If you’ve recently gotten married, you might be wondering how that impacts your net worth. After all, your finances are now tied together, and certain individual assets and liabilities may now become joint. As a result, it’s often wise to recalculate your net worth, shifting from a “my net worth” and “his/her net worth” mentality into an “our net worth” perspective. If you don’t know how to figure it out, here’s a look at calculating newlyweds net worth.
Determine Your Assets
Begin by gathering details about all of your financial assets. This includes the amount of money in your bank accounts, the value of retirement and investments, and how much your home, real estate holdings, and vehicles are worth. You can also include other high-dollar items – like jewelry, art, and antiques – if you’d like.
Once you determine what your assets are as a couple, you add the value together. This shows you the positive side of the net worth equation.
For example, if you have a home valued at $240,000 and a car with a fair market value of $13,000, as well as $55,000 in IRAs, $9,000 in savings, and $3,000 in checking, you add those amounts to get the total of your assets. In this example, that would be $320,000.
Identify Your Liabilities
How much you owe in debt impacts your net worth as a newlywed couple. Together, you need to review any debts you have (both individual and joint) and add up how much is owed. This includes your mortgage, auto loans, personal loans, student loans, credit cards, and any other kind of debt. However, it doesn’t include a range of living expenses, such as utility costs, groceries, insurance payments, and other recurring costs not associated with a debt.
For example, if you owe $120,000 on a mortgage, $5,000 on an auto loan, $17,000 on credit cards, and $20,000 in student loans together, you add those amounts together to determine your total liabilities. In this case, it would be $162,000.
Calculating Newlyweds Net Worth
To calculate your net worth as a newlywed couple, you simply subtract the liabilities from the value of the assets. Using the examples above, this would be $320,000 minus $162,000, or $158,000.

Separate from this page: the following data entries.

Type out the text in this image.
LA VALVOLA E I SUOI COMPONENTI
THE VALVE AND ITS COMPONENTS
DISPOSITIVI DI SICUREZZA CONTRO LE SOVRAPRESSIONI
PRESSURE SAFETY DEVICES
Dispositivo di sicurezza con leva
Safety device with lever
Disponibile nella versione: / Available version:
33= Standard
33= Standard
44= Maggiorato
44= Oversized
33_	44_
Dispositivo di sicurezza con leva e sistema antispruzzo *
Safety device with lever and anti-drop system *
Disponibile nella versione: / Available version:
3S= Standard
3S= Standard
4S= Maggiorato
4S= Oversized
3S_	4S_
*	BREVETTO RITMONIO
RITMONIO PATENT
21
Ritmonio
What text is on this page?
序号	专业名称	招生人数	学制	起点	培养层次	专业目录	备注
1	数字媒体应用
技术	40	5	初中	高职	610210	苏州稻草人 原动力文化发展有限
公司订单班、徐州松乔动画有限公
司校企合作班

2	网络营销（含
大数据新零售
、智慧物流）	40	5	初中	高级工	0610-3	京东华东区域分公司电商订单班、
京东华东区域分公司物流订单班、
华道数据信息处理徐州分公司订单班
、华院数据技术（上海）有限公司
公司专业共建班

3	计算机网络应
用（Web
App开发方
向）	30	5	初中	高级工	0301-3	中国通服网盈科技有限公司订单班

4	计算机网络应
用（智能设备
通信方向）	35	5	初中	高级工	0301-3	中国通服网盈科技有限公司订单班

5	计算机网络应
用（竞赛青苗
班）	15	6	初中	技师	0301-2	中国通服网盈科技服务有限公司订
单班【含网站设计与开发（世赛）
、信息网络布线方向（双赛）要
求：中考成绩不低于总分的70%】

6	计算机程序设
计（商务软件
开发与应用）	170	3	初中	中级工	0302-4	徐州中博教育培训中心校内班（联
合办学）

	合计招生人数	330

It is important to note that a net worth can be positive or negative. In the example above, the value of the assets exceeds the liabilities, creating a positive net worth. However, if a couple owes more in debt than they have in assets, their net worth is negative.
Improving Your Net Worth
Even if your net worth is negative, that doesn’t mean you can’t improve. Additionally, if your net worth is positive, that doesn’t mean you shouldn’t work to make it rise.
By increasing the value of your assets, you can see an improvement. This could involve adding more to savings or retirement and investment accounts. Making home improvements (without taking on debt to do it) can potentially cause the value of your home to go up, which also positive impacts your net worth.
Reducing liabilities – typically, by paying off debt – also causes your net worth to shift in a positive direction. By focusing on high-interest debt first, you can reduce your liabilities by avoiding more of the interest charges, potentially leading to faster gains.
Knowing your net worth and creating a plan to improve is important for newlywed couples. That way, you understand where you are today and choose an approach that allows you both to achieve your financial goals.